A Dof transcription Factor， SCAP1， is essential for the development of functional stomata in Arabidopsis.
Negi, J., Moriwaki, K., Konishi, M., Yokoyama, R., Nakano, T., Kusumi, K., Hashimoto-Sugimoto, M., Schroeder, J.I., Nishitani, K., Yanagisawa, S., Iba, K.
Current Biology 23: 479-484 http://dx.doi.org/10.1016/j.cub.2013.02.001
Stomata are highly specialized organs that consist of pairs of guard cells and regulate gas and water vapor exchange in plants. Although early stages of guard cell differentiation have been described and were interpreted in analogy to processes of cell type differentiation in animals , the downstream development of functional stomatal guard cells remains poorly understood. We have isolated an Arabidopsis mutant, stomatal carpenter 1 (scap1), that develops irregularly shaped guard cells and lacks the ability to control stomatal aperture, including CO2-induced stomatal closing and light-induced stomatal opening.
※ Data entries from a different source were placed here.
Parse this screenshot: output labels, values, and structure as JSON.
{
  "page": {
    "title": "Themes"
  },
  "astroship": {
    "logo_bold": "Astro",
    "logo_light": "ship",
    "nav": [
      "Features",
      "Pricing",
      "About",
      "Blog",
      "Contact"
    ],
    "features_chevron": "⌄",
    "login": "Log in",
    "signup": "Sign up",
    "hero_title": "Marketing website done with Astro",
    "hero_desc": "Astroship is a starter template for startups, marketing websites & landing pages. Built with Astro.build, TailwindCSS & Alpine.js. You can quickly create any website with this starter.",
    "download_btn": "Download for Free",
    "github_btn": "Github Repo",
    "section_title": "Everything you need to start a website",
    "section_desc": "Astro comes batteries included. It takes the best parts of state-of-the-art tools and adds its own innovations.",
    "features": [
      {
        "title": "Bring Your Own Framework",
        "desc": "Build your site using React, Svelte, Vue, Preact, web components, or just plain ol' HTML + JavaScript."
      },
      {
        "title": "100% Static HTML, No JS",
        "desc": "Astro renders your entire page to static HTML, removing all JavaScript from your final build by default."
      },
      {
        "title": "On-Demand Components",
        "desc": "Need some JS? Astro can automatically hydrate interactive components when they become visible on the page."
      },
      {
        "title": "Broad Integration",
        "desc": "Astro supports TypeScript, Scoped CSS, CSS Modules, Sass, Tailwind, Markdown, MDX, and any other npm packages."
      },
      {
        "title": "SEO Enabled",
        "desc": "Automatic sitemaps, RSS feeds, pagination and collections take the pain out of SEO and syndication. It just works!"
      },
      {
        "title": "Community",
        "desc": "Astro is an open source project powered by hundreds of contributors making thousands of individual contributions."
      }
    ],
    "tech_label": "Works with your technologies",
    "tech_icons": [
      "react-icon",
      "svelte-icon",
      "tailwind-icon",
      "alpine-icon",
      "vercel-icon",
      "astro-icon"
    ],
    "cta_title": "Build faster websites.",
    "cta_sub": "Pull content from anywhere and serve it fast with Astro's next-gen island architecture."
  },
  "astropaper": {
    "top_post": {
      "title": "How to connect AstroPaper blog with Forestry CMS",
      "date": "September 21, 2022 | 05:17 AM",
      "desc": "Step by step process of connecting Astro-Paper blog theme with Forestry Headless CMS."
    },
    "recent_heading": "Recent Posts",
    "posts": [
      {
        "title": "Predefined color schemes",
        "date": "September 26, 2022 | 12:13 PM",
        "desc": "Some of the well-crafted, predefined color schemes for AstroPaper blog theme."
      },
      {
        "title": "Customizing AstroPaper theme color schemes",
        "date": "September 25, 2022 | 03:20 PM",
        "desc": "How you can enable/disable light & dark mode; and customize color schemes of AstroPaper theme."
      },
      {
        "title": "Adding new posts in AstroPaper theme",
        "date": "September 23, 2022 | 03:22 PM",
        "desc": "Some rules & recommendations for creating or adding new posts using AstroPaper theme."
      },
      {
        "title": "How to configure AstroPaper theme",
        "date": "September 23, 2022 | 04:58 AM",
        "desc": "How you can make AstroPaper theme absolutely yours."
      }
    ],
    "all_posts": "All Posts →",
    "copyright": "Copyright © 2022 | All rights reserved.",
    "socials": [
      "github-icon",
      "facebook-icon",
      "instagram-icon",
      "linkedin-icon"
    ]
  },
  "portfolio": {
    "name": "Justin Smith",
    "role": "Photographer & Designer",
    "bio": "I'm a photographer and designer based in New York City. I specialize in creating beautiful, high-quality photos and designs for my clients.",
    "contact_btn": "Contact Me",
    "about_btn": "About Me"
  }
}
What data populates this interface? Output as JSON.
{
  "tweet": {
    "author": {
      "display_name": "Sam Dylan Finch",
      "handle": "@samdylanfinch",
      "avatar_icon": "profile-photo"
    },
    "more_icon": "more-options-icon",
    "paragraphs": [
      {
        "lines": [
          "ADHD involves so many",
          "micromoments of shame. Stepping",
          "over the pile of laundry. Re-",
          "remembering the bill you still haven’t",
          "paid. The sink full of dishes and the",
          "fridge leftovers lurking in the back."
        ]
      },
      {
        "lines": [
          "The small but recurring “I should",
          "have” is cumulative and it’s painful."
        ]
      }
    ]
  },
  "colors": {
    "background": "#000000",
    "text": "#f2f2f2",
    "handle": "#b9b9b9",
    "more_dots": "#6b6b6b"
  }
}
SCAP1 was identified as a plant-specific Dof-type transcription factor expressed in maturing guard cells, but not in guard mother cells. SCAP1 regulates the expression of genes encoding key elements of stomatal functioning and morphogenesis, such as K+ channel protein, MYB60 transcription factor, and pectin methylesterase. Consequently, ion homeostasis was disturbed in scap1 guard cells, and esterification of extracellular pectins was impaired so that the cell walls lining the pores did not mature normally. We conclude that SCAP1 regulates essential processes of stomatal guard cell maturation and functions as a key transcription factor regulating the final stages of guard cell differentiation.